Presently, with banks finding it difficult to finance long-gestation projects and given the general decline in long-term infrastructure funding especially after the collapse of Infrastructure Leasing and Financial Services (IL&FS), there has been a need to set up a government-backed DFI.

In December 2015, NIIF was set up as a Rs 40,000-crore fund to enhance infrastructure financing by investing in greenfield (new), brownfield (existing) and stalled projects. 

As of September 2020, its equity investment in infrastructure projects has been around Rs 4,689 crore, according to a Press Trust of India report. This works out to less than Rs 1,000 crore per year on average. Its long-term debt investment was at Rs 7,935 crore, taking its aggregate investment to Rs 19,677 crore, the report added.

Meanwhile, India Infrastructure Finance Company Ltd (IIFCL), a state owned company set up in 2006 to provide long term finance to viable infrastructure projects, has seen high gross non-performing assets (NPAs) at 18.80% as of September 2020, for H1FY21, even as it declined (FY20: 19.70%, 1HFY20: 20.7%) and net NPAs to 8.16% (9.75%, 10.90%). As of March 2018, its NPAs were lower at 16.55%, while net NPAs were at 9.67%.

The intent behind setting up a new DFI is to not only spur long-term infrastructure spending, but also to encourage the creation of competing institutions from the private sector.

“One clear distinction is that the proposed model has the backing of the government without tapping a bank as a frontrunner for capital. Government has said it will find avenues to fund that including bonds, getting corporates or private investors. Once the Bill is tabled we would get clarity on the modalities of it,” said Anil Talreja, partner at Deloitte India.

Debt financing through the infrastructure investment trust (InvIT) and real estate investment trust (REIT) routes will be enabled through necessary amendments in the rules.

The SBI official cited earlier said “funds are available in the market as we have seen good response of REITs and InvITs as returns are higher If only this can get channelised well, as the country has immense infrastructure requirements and it can see the success that earlier DFIs have not.”

A bill for the creation of the DFI has already been listed and likely to be tabled in the ongoing parliament session.

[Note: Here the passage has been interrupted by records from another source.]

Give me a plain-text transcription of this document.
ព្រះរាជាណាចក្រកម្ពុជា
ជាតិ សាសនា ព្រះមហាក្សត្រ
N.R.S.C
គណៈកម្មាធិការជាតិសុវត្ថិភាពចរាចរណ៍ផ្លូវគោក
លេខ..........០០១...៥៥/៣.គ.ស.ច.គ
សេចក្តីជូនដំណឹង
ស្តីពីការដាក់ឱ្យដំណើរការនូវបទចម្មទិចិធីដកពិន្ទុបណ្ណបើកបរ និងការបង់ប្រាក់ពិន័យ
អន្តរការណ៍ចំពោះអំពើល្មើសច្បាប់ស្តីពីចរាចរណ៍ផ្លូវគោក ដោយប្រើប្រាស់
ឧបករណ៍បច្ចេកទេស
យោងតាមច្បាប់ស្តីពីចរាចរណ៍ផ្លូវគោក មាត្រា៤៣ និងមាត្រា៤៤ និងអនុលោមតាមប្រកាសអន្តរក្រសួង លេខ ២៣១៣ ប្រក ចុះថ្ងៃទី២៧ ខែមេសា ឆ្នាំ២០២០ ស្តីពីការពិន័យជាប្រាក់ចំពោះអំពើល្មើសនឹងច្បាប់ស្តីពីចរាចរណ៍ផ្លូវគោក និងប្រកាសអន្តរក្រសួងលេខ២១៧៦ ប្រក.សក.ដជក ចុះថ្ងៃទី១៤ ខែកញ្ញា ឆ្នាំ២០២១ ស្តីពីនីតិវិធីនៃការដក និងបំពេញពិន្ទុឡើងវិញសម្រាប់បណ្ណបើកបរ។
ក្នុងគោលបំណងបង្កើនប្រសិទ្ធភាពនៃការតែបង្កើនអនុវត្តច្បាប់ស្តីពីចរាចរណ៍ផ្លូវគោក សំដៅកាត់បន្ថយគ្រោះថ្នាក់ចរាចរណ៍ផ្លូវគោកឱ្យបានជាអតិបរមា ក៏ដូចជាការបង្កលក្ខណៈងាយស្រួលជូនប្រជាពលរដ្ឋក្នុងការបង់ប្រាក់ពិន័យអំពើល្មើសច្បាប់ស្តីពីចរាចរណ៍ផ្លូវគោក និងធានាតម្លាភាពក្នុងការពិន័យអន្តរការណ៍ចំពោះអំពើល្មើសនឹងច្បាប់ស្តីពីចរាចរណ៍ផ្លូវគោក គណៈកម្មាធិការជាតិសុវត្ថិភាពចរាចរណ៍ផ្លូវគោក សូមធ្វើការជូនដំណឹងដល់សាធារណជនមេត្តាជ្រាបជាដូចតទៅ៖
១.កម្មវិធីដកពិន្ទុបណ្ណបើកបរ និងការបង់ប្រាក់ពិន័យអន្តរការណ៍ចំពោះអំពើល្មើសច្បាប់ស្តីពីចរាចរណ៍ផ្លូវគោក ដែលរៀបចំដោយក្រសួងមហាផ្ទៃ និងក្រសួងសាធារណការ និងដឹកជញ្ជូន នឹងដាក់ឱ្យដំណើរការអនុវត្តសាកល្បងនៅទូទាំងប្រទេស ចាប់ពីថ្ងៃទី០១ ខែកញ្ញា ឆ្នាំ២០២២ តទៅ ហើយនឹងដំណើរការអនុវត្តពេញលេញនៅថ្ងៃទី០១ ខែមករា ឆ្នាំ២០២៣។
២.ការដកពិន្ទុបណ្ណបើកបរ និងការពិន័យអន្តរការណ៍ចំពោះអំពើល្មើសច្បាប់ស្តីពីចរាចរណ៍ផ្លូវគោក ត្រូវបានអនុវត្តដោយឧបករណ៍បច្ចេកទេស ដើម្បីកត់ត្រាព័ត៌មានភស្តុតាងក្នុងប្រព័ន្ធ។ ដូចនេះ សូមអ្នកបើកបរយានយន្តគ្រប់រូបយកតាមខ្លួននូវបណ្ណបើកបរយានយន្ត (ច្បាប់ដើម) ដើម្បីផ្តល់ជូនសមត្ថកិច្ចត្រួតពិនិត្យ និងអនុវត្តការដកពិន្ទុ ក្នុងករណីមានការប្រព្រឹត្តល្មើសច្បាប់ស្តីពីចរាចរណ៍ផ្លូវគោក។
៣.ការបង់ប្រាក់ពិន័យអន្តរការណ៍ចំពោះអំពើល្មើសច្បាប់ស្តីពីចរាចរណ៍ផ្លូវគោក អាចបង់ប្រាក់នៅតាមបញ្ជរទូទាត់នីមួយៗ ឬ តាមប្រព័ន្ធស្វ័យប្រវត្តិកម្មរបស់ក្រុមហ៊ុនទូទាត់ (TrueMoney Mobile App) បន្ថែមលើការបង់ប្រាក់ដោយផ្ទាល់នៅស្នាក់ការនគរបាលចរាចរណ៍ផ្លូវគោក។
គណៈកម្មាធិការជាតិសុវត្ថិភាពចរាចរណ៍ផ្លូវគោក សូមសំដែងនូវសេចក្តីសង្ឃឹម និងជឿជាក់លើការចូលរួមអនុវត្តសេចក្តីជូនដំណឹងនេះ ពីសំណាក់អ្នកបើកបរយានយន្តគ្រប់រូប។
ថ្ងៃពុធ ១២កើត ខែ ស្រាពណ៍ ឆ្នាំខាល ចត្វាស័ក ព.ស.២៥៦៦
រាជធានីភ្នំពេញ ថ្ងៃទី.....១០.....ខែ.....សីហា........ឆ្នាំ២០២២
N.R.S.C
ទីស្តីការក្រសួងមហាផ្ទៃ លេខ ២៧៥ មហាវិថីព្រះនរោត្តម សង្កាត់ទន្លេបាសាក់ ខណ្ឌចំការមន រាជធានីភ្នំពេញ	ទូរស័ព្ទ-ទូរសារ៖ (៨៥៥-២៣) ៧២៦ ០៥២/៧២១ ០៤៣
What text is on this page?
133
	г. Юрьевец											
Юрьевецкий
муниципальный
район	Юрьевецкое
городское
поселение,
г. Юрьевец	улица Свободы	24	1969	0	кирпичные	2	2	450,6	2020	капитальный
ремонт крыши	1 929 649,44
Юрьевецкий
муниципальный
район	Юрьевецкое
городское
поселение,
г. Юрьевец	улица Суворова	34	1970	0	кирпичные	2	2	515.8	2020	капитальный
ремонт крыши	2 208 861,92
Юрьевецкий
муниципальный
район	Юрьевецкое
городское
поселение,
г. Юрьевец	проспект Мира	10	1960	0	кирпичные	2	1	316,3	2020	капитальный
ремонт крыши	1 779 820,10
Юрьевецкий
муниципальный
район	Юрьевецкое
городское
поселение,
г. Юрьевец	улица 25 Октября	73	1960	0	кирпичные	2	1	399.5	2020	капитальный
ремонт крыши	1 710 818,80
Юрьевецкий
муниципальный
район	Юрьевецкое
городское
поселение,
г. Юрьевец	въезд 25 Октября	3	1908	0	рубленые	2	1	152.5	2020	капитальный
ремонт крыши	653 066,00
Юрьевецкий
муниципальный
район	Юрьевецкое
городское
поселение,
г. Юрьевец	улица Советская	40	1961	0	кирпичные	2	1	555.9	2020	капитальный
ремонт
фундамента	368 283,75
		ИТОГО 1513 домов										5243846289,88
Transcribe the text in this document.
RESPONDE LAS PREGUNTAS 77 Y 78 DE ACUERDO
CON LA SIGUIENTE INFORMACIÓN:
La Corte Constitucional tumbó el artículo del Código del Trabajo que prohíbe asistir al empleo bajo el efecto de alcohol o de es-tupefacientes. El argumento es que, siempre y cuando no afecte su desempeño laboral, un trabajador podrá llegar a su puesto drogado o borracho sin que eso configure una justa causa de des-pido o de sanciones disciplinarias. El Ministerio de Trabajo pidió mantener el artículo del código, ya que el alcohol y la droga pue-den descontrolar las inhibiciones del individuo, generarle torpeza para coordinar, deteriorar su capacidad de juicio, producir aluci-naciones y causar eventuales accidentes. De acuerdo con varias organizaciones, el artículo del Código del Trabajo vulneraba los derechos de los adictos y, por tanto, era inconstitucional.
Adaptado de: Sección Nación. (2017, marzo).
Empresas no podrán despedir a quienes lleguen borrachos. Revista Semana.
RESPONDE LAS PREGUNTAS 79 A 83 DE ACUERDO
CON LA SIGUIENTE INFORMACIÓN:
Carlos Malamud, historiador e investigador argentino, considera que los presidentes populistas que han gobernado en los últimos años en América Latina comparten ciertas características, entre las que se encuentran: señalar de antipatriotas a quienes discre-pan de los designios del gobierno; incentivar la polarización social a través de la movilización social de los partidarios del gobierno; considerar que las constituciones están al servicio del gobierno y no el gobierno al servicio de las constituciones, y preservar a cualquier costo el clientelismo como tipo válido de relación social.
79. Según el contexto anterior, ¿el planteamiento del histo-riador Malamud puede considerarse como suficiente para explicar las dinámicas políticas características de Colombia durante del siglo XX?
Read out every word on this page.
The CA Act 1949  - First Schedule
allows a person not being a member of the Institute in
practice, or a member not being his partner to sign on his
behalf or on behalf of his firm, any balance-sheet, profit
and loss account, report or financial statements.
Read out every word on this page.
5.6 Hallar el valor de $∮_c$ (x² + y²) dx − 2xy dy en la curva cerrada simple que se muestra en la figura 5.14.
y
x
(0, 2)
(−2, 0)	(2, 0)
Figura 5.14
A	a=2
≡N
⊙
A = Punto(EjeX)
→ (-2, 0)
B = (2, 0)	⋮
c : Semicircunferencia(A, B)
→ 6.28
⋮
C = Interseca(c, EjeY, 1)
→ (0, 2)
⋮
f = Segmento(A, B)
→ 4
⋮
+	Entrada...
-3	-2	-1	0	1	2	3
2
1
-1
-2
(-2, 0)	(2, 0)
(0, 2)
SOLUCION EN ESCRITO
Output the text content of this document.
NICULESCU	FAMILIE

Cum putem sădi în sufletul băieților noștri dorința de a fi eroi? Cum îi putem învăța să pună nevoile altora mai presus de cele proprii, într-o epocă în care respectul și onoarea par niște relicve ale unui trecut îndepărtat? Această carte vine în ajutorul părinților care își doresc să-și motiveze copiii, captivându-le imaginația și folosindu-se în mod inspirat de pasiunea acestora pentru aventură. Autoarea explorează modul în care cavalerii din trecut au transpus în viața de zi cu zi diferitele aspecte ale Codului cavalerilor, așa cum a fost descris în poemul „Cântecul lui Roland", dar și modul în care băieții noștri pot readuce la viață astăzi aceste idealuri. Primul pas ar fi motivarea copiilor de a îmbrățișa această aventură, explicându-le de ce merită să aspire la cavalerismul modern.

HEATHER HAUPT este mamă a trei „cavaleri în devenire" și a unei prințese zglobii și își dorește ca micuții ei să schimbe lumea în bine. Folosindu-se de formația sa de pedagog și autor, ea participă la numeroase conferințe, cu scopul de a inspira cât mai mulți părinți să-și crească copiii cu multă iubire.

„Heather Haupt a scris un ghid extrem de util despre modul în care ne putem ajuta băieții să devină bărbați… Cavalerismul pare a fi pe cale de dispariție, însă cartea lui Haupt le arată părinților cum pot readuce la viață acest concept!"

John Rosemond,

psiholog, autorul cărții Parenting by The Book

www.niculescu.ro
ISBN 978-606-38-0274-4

It describes the institution “as a provider, enabler and catalyst for infrastructure financing and as the principal financial institution and development bank for building and sustaining a supportive ecosystem across the life-cycle of infrastructure projects".

While such a setup will ease the capital constraints faced by public sector banks, concerns remain about the adequacy of the outlay for recapitalisation, especially in the event of a fresh asset quality review (AQR) exercise by the central bank.

Talreja added that there is always an inherent risk of quality and leverage in any infrastructure funding and hence appropriate due diligence will always be necessary.